Hannah tipped backward, her legs buckling, and collapsed into a luscious green velvet armchair. Panicked, Moses exclaimed, “Ma, should I, are you—?” Both of her parents had died of a heart attack in their sixties.
“No, no. Just anxious.” Hannah sighed. “Can you get me a Valium from my purse and a glass of water?” She took the pill and swallowed it. She almost wished she
were
having a heart attack.
Moses sat precariously on the edge of the bed and looked at the name on the paper. “Yesterday, in his apartment Teumer shares with this guy—”
“You didn’t see
him
?”
“No, we talked to Laban Lively.”
“My God! Lively and Bickley Sr., they introduced me to Malcolm.” She’d never had a reason before, in fact went out of her way never to speak of Lively.
“He claimed he’s Teumer’s business partner. There’s a piece of her art in their apartment.” Moses stood up, arms crossed over his chest. Hannah shook her head, aghast—Moses could never have known that he’d inherited his father’s signature stance when confronted with unpleasantness. “I don’t know what any of this means except I have to go see her. Ma, I’m sorry this has been impossibly hard on you. You’ll always be my mom, and I love you. I have to, you know. Get some sleep.” He sighed.
They hugged. Hannah held him as if she needed him to save her from drowning in her own tears.
“I’ll call as soon as I know anything. Call Jay. She’ll come over.”
Happy Mothers’ Day
Outside, the early-morning August marine layer gave the air a gluey mist. For a moment Moses imagined himself gumshoeing in a black-and-white movie, with a crater-eyed Peter Lorre tracking him. He winced; he’d often jested that his students lived so solipsistically, it was as if they were starring in their own private film. During the short drive home, he realized that if he had not been ill this never would have happened; that, triteness aside, ignorance can be, if not bliss, then at least a compensatory manner of living.
He kissed Jay, who sat crouched and crossed-legged on her chair. She looked bleary-eyed, hair tied back in a ponytail, coffee mug with a Salvador Dalí design cupped between her hands. She had been staring at the computer, reading her e-mail. “How is she? How’d she react?”

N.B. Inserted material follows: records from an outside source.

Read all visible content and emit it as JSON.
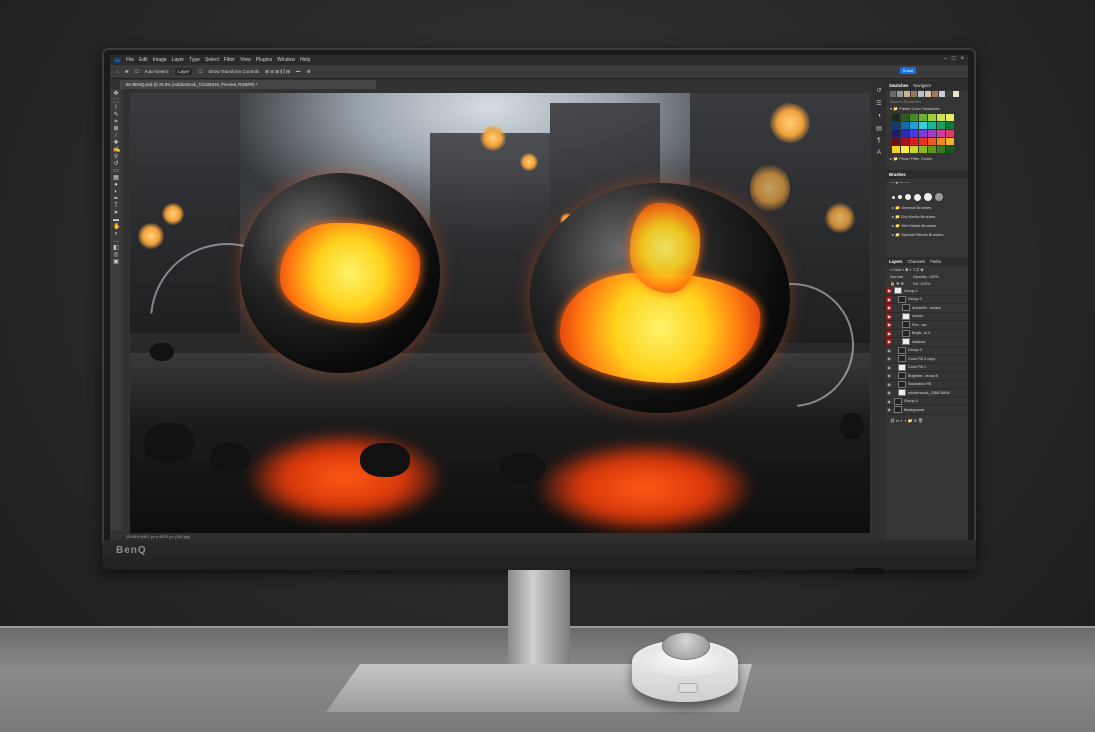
{
  "monitor": {
    "brand": "BenQ"
  },
  "app": {
    "menu": [
      "File",
      "Edit",
      "Image",
      "Layer",
      "Type",
      "Select",
      "Filter",
      "View",
      "Plugins",
      "Window",
      "Help"
    ],
    "options": {
      "auto_select": "Auto-Select:",
      "target": "Layer",
      "transform": "Show Transform Controls",
      "share": "Share"
    },
    "document_tab": "5K-BENQ.psd @ 25.6% (AdobeStock_731185415_Preview, RGB/8#) *",
    "status": "25.68%   8467 px x 4870 px (150 ppi)"
  },
  "panels": {
    "swatches": {
      "tabs": [
        "Swatches",
        "Navigator"
      ],
      "search_placeholder": "Search Swatches",
      "group1": "Pastel Color Swatches",
      "group2": "Photo Filter Colors",
      "recent": [
        "#6a6a6a",
        "#9a9a9a",
        "#c9b28f",
        "#8a7a5a",
        "#b9c3cf",
        "#d7c7a7",
        "#a17b5b",
        "#cfcfcf",
        "#3d3d3d",
        "#e9e2d2"
      ],
      "grid": [
        "#1a2a1a",
        "#2d5a1e",
        "#4b8a2a",
        "#6fb12f",
        "#9ccf3a",
        "#cfe24a",
        "#e8ec6a",
        "#123a6a",
        "#1a6aa8",
        "#21a0d8",
        "#2fd0e0",
        "#14b896",
        "#1fa05a",
        "#0e7a3a",
        "#1a1a6a",
        "#2a2ab0",
        "#4a3ae0",
        "#7a3ad8",
        "#a83ac0",
        "#d03aa0",
        "#e03a6a",
        "#6a0e1a",
        "#a8121e",
        "#d81e22",
        "#e8321a",
        "#f05a1e",
        "#f08a1e",
        "#f0b42a",
        "#f8d02a",
        "#f8e84a",
        "#c8d82a",
        "#8ab81e",
        "#5a9a1e",
        "#3a7a1e",
        "#1a5a1e"
      ]
    },
    "brushes": {
      "tab": "Brushes",
      "folders": [
        "General Brushes",
        "Dry Media Brushes",
        "Wet Media Brushes",
        "Special Effects Brushes"
      ]
    },
    "layers": {
      "tabs": [
        "Layers",
        "Channels",
        "Paths"
      ],
      "kind": "Kind",
      "blend": "Normal",
      "opacity_label": "Opacity:",
      "opacity": "100%",
      "fill_label": "Fill:",
      "fill": "100%",
      "rows": [
        {
          "name": "Group 1",
          "indent": 0,
          "visible": true
        },
        {
          "name": "Group 2",
          "indent": 1,
          "visible": true
        },
        {
          "name": "AdobeSt...review",
          "indent": 2,
          "visible": true
        },
        {
          "name": "screen",
          "indent": 2,
          "visible": true
        },
        {
          "name": "Fire...ow",
          "indent": 2,
          "visible": true
        },
        {
          "name": "Brigh...st 3",
          "indent": 2,
          "visible": true
        },
        {
          "name": "shadow",
          "indent": 2,
          "visible": true
        },
        {
          "name": "Group 3",
          "indent": 1,
          "visible": false
        },
        {
          "name": "Color Fill 3 copy",
          "indent": 1,
          "visible": false
        },
        {
          "name": "Color Fill 1",
          "indent": 1,
          "visible": false
        },
        {
          "name": "Brightne...ntrast 6",
          "indent": 1,
          "visible": false
        },
        {
          "name": "Saturation Fill",
          "indent": 1,
          "visible": false
        },
        {
          "name": "shutterstock_236874808",
          "indent": 1,
          "visible": false
        },
        {
          "name": "Group 4",
          "indent": 0,
          "visible": false
        },
        {
          "name": "Background",
          "indent": 0,
          "visible": false
        }
      ]
    }
  }
}
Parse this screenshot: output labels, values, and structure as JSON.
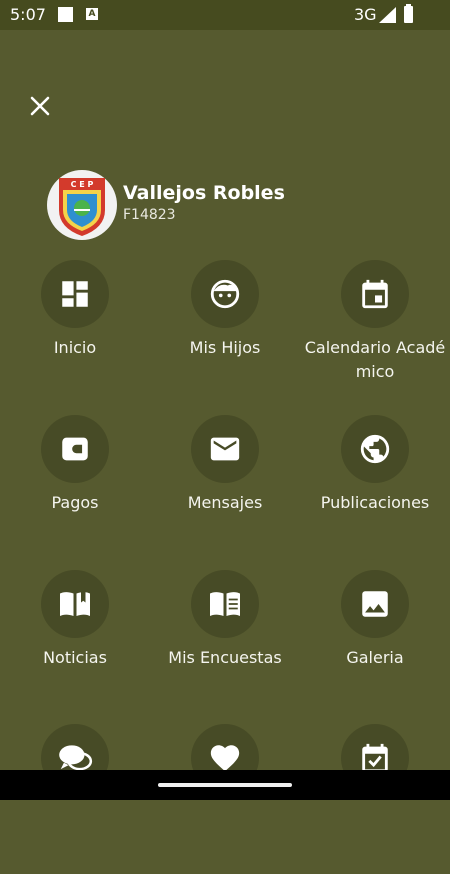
{
  "status_bar": {
    "time": "5:07",
    "network": "3G"
  },
  "colors": {
    "background": "#565a2f",
    "status_bar": "#464b1f",
    "circle": "#474b26",
    "icon": "#ffffff"
  },
  "profile": {
    "name": "Vallejos Robles",
    "code": "F14823",
    "logo_text": "C E P"
  },
  "menu": [
    {
      "label": "Inicio",
      "icon": "dashboard-icon"
    },
    {
      "label": "Mis Hijos",
      "icon": "child-face-icon"
    },
    {
      "label": "Calendario Académico",
      "icon": "calendar-icon"
    },
    {
      "label": "Pagos",
      "icon": "wallet-icon"
    },
    {
      "label": "Mensajes",
      "icon": "mail-icon"
    },
    {
      "label": "Publicaciones",
      "icon": "globe-icon"
    },
    {
      "label": "Noticias",
      "icon": "open-book-icon"
    },
    {
      "label": "Mis Encuestas",
      "icon": "menu-book-icon"
    },
    {
      "label": "Galeria",
      "icon": "image-icon"
    },
    {
      "label": "",
      "icon": "chat-bubbles-icon"
    },
    {
      "label": "",
      "icon": "heart-icon"
    },
    {
      "label": "",
      "icon": "event-check-icon"
    }
  ]
}
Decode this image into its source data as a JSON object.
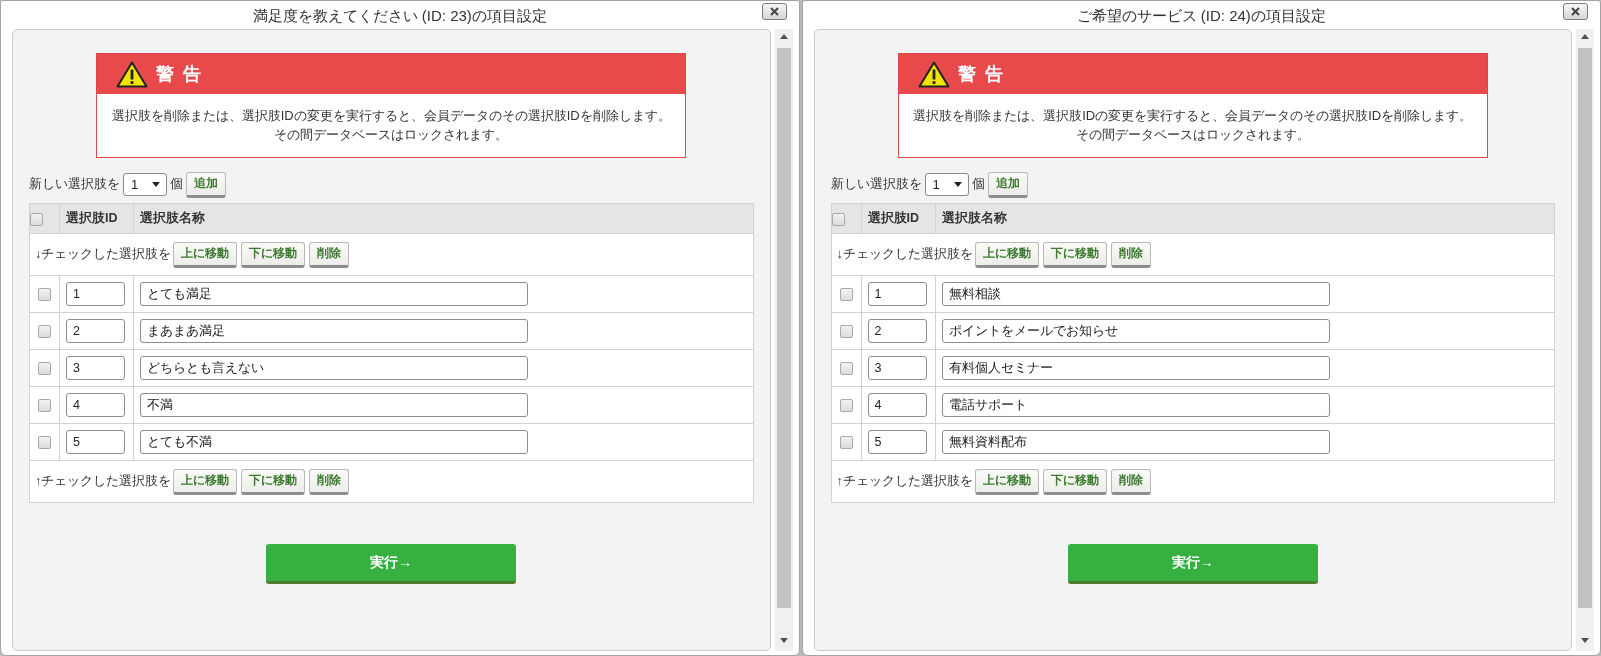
{
  "dialogs": [
    {
      "title": "満足度を教えてください (ID: 23)の項目設定",
      "warning": {
        "heading": "警 告",
        "lines": [
          "選択肢を削除または、選択肢IDの変更を実行すると、会員データのその選択肢IDを削除します。",
          "その間データベースはロックされます。"
        ]
      },
      "add_choices": {
        "label": "新しい選択肢を",
        "count": "1",
        "unit": "個",
        "button": "追加"
      },
      "table": {
        "select_all": {
          "checked": false
        },
        "columns": [
          "選択肢ID",
          "選択肢名称"
        ],
        "top_actions": {
          "label": "↓チェックした選択肢を",
          "buttons": [
            "上に移動",
            "下に移動",
            "削除"
          ]
        },
        "rows": [
          {
            "checked": false,
            "id": "1",
            "name": "とても満足"
          },
          {
            "checked": false,
            "id": "2",
            "name": "まあまあ満足"
          },
          {
            "checked": false,
            "id": "3",
            "name": "どちらとも言えない"
          },
          {
            "checked": false,
            "id": "4",
            "name": "不満"
          },
          {
            "checked": false,
            "id": "5",
            "name": "とても不満"
          }
        ],
        "bottom_actions": {
          "label": "↑チェックした選択肢を",
          "buttons": [
            "上に移動",
            "下に移動",
            "削除"
          ]
        }
      },
      "submit": "実行→"
    },
    {
      "title": "ご希望のサービス (ID: 24)の項目設定",
      "warning": {
        "heading": "警 告",
        "lines": [
          "選択肢を削除または、選択肢IDの変更を実行すると、会員データのその選択肢IDを削除します。",
          "その間データベースはロックされます。"
        ]
      },
      "add_choices": {
        "label": "新しい選択肢を",
        "count": "1",
        "unit": "個",
        "button": "追加"
      },
      "table": {
        "select_all": {
          "checked": false
        },
        "columns": [
          "選択肢ID",
          "選択肢名称"
        ],
        "top_actions": {
          "label": "↓チェックした選択肢を",
          "buttons": [
            "上に移動",
            "下に移動",
            "削除"
          ]
        },
        "rows": [
          {
            "checked": false,
            "id": "1",
            "name": "無料相談"
          },
          {
            "checked": false,
            "id": "2",
            "name": "ポイントをメールでお知らせ"
          },
          {
            "checked": false,
            "id": "3",
            "name": "有料個人セミナー"
          },
          {
            "checked": false,
            "id": "4",
            "name": "電話サポート"
          },
          {
            "checked": false,
            "id": "5",
            "name": "無料資料配布"
          }
        ],
        "bottom_actions": {
          "label": "↑チェックした選択肢を",
          "buttons": [
            "上に移動",
            "下に移動",
            "削除"
          ]
        }
      },
      "submit": "実行→"
    }
  ]
}
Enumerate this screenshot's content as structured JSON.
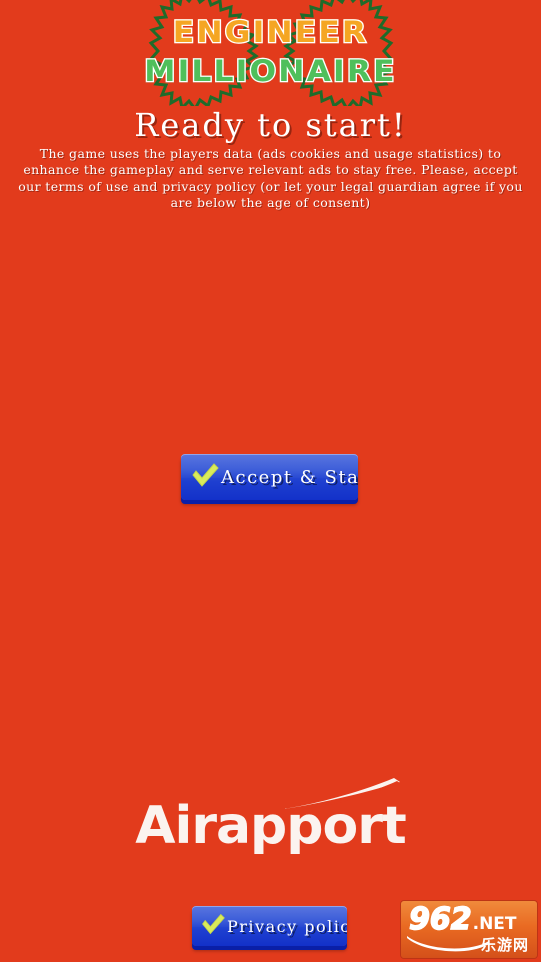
{
  "theme": {
    "background_color": "#E23B1C",
    "button_color": "#2347D4",
    "check_color": "#D9EB5B",
    "logo_top_color": "#F9A227",
    "logo_bottom_color": "#4FBF5B",
    "text_color": "#FFFFFF"
  },
  "logo": {
    "line1": "ENGINEER",
    "line2": "MILLIONAIRE",
    "gear_icon": "gear-outline-icon"
  },
  "heading": {
    "title": "Ready to start!"
  },
  "consent": {
    "body": "The game uses the players data (ads cookies and usage statistics) to enhance the gameplay and serve relevant ads to stay free. Please, accept our terms of use and privacy policy (or let your legal guardian agree if you are below the age of consent)"
  },
  "buttons": {
    "accept": {
      "label": "Accept & Start!",
      "icon": "check-icon"
    },
    "privacy": {
      "label": "Privacy policy",
      "icon": "check-icon"
    }
  },
  "branding": {
    "name": "Airapport",
    "swoosh_icon": "swoosh-icon"
  },
  "watermark": {
    "number": "962",
    "domain": ".NET",
    "subtitle": "乐游网",
    "swoosh_icon": "swoosh-icon"
  }
}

“She reacted by telling me my mother is Salome Savant.”
Jay, now wide awake, mouth agape, screamed, “Holy shit! What the fuck?! Oh, my God, Moses. What does this mean? Are you sure? When did she find out?”
“Just yesterday. My life gets wilder and stranger by the hour,” he said, rolling his eyes and shaking his head in total
befuddlement. “Any moment, I’ll find out my true parents were crustaceans from Mars.” Still trying to gain perspective, he felt the truth of a historical maxim. “Remember what I’ve said about the Watergate break-in and other scandals, that the cover-up compounds the crime?” Jay nodded. “I won’t say her silence was a crime, but I sure wish she’d told me before.”
“I’m sure she does, too. It was a choice made out of love, not malice.” She smiled wanly and reached out for his hand, her even keel of calm restored. Moses felt grateful for her affectionate display.
“I want to get going. I’ll take the first nonstop. Drive me to the airport?”
“You don’t want me to come?” Jay’s unblinking eyes beseeched him to say yes. He shook his head. “I need you to stay with my mom. Please take care of her ’til I get back.”